For part (b), using Mobius inversion formula, the number of irreducible polynomials in $F[x]$ of degree 3 is given by $$\frac{1}{3}\sum_{d|3} \mu(d)p^{3/d} = \frac{1}{3}(p^3-p).$$ However, I don't think this would be the purpose of this problem. Now I've noted that $|L|=p^n$ as it can be viewed as a vector space over $F$ of dimension $n$. Using (a), since the irreducible polynomial in $F[x]$ of degree 3 is the minimal polynomial of 3 elements of $L$, there would be $\dfrac{p^3}{3}$ such irreducible polynomials as $|L|=p^3$, which does not match with the result given by the Mobius inversion formula. Can someone help me out here? Many thanks!
Edit: I still need some help on proving part (a), though. If anyone has anything, please leave a comment or a solution. That would be really helpful!

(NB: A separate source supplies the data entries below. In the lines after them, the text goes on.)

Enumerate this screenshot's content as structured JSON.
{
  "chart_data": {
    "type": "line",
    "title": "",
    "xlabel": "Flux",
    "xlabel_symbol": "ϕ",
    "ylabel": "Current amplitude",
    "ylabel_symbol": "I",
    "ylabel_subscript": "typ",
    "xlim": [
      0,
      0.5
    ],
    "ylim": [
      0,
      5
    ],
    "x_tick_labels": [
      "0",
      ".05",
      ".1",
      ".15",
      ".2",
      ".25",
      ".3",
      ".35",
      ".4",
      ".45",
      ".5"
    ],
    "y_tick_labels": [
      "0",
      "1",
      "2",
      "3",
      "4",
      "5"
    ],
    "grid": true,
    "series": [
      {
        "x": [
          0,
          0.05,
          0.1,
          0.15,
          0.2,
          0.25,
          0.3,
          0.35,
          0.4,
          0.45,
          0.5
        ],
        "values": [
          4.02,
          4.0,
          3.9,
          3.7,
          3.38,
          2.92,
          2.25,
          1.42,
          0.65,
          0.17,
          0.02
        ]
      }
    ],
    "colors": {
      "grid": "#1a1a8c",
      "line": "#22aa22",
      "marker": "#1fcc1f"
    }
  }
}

Well, since no solution so far has been posted, I'll give what I figured out.
First, Part (a):
Proof: Suppose $|F| = q$ (note that here $q$ is not necessarily a prime so in turn not necessarily a prime subfield of a finite field, it could be a power of prime, since any finite field is isomorphic to $\mathbb{F}_{p^r}$ for some prime $p$ and integre $r\ge 1$), and suppose $L/F$ is an extension of degree $n$, i.e. $[L:F]=n$. Viewing $L$ as a vector space over $F$ of dimension $n$, we see that $|L| = q^n$. This says that $L \cong \mathbb{F}_{q^n}$. We claim that $L/F$ is a Galois extension. Note that $L^{\times}$ (is cyclic being the mutiplicative group of $L$, which is finite) has order $q^n-1$. So for any $\theta\in L$, $$\theta^{q^n-1}=1\implies \theta^{q^n}=\theta\implies \text{$\theta$ is a root of the separable polynomial (by derivative test) $x^{q^n}-x$ over $F$.} $$ Therefore, $L$ is a subfield of the splitting field of $x^{q^n}-x$ hence is the splitting field as $|L|=q^n$. So such $L$ (an extension of $F$) exists and is Galois (also we have, by definition, $|$Gal$(L/F)|=[L:F]=n$).

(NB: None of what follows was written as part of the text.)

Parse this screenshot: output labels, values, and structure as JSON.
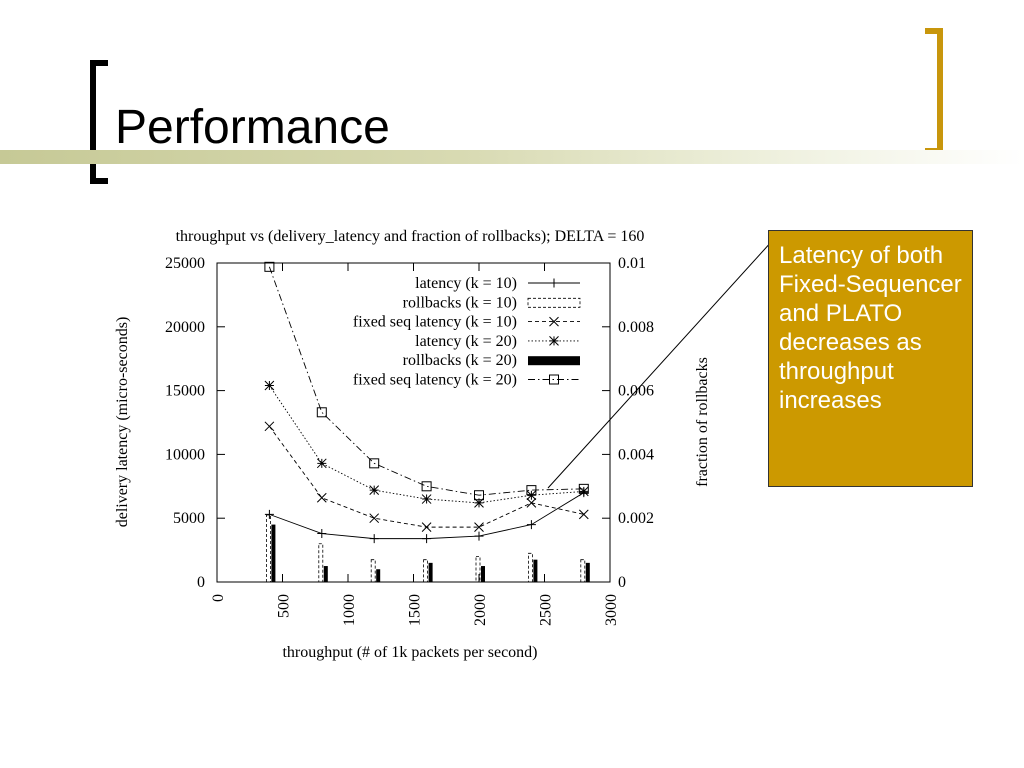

Now suppose that $f(x)\in F[x]$ is an irreducible polynomial of degree $n$ having $\alpha\in L\setminus F$ as a root. Then all roots of $f$ are contained in $L$ since the extension is Galois. These $n$ roots are distinct elements in $L$ since $f$ is irreducible over a perfect field (namely, the finite field $F$) thus separable. It then follows that $f$ is the irreducible polynomial for the $n$ roots in $L$ and so $f$ is the minimal polynomial of $n$ elements of $L$. (a) is proved.
Part (b) is solved (see the comments given by Lubin above).